Which growth numbers should a dental practice owner track?
Track a short list that ties effort to results: new patients and where they came from, calls from the area you are investing in, how many callers book, and how well you retain patients over time. These tell you whether your growth is working and where. Ignore vanity numbers like raw impressions or follower counts, which feel good but do not tell you if the practice is growing.
Track what ties effort to results
The useful numbers are the ones that connect what you do to patients who actually book. Start with new patients and where each one came from, so you know which area and which effort is working. Add calls from the neighbourhood you are investing in, and how many of those calls turn into booked visits.

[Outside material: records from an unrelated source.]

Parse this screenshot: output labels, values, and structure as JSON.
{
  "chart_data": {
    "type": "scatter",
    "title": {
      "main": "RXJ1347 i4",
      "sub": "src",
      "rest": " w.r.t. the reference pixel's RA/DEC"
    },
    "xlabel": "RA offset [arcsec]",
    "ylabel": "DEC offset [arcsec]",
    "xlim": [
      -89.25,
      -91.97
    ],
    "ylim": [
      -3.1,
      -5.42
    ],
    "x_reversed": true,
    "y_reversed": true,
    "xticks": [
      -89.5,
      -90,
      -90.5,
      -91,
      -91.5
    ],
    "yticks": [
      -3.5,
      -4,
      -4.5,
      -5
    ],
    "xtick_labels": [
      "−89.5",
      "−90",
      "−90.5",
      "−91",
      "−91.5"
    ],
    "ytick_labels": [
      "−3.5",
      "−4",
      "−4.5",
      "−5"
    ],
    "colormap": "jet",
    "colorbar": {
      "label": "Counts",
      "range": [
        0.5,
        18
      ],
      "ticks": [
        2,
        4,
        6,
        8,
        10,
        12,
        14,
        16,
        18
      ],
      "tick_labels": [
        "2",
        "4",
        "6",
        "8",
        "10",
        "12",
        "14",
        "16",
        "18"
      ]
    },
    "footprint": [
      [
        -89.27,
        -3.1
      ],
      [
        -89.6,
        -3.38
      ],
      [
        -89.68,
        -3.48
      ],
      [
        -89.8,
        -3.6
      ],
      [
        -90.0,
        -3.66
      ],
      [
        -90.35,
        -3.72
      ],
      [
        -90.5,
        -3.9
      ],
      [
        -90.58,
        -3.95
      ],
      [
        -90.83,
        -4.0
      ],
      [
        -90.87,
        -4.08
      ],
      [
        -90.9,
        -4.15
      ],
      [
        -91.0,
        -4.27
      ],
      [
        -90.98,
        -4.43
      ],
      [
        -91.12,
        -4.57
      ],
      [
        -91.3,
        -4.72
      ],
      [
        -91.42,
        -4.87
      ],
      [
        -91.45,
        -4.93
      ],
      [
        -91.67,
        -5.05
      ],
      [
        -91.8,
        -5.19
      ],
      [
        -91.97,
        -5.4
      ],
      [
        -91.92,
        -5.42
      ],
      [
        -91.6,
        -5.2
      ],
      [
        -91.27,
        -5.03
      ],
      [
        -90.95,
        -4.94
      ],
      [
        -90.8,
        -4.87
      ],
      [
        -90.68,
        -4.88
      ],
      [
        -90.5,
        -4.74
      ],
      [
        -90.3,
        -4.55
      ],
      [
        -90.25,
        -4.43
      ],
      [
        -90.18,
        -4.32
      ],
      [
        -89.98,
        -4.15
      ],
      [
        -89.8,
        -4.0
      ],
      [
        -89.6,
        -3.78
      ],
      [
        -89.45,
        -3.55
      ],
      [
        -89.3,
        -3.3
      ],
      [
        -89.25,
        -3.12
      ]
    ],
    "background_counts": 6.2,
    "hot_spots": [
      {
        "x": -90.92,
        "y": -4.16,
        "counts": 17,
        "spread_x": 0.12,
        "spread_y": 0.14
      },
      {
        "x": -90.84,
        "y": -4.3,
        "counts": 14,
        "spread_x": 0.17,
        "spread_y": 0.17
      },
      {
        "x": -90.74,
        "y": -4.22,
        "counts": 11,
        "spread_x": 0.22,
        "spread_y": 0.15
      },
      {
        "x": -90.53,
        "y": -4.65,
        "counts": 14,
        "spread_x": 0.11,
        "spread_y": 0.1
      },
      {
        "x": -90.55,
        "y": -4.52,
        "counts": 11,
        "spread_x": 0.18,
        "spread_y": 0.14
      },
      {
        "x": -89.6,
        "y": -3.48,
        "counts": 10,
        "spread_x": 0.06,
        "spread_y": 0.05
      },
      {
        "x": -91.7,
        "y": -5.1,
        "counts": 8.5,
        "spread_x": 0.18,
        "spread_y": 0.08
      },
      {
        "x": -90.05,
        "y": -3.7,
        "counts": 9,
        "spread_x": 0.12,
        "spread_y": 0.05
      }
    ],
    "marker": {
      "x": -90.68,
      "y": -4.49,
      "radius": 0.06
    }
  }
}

Retention is a growth number too
Growth is not only new patients. Keeping the patients you have, and bringing back the ones who drifted, compounds quietly. A practice that tracks retention alongside new patients sees the whole picture rather than pouring new patients into a leaky base. This is why reactivating inactive patients belongs on the same dashboard as new patient counts.
Ignore the vanity numbers
Impressions, likes, and follower counts feel like progress but rarely tell you if the practice is growing. If a number cannot be traced toward a booked patient, treat it as noise. The clearest signal of all is whether the area you chose to invest in is producing calls and visits over time.
The takeaway
Track new patients by source, calls and bookings from your chosen area, and retention. Let the rest go.
Common questions
Do I need expensive software to track this?+
No. Call tracking and a simple habit of asking new patients where they heard of you cover most of what matters. The discipline matters more than the tool.
Why not track social media followers?+
Followers rarely trace to booked patients. If a number does not move toward an appointment, it is not a growth number.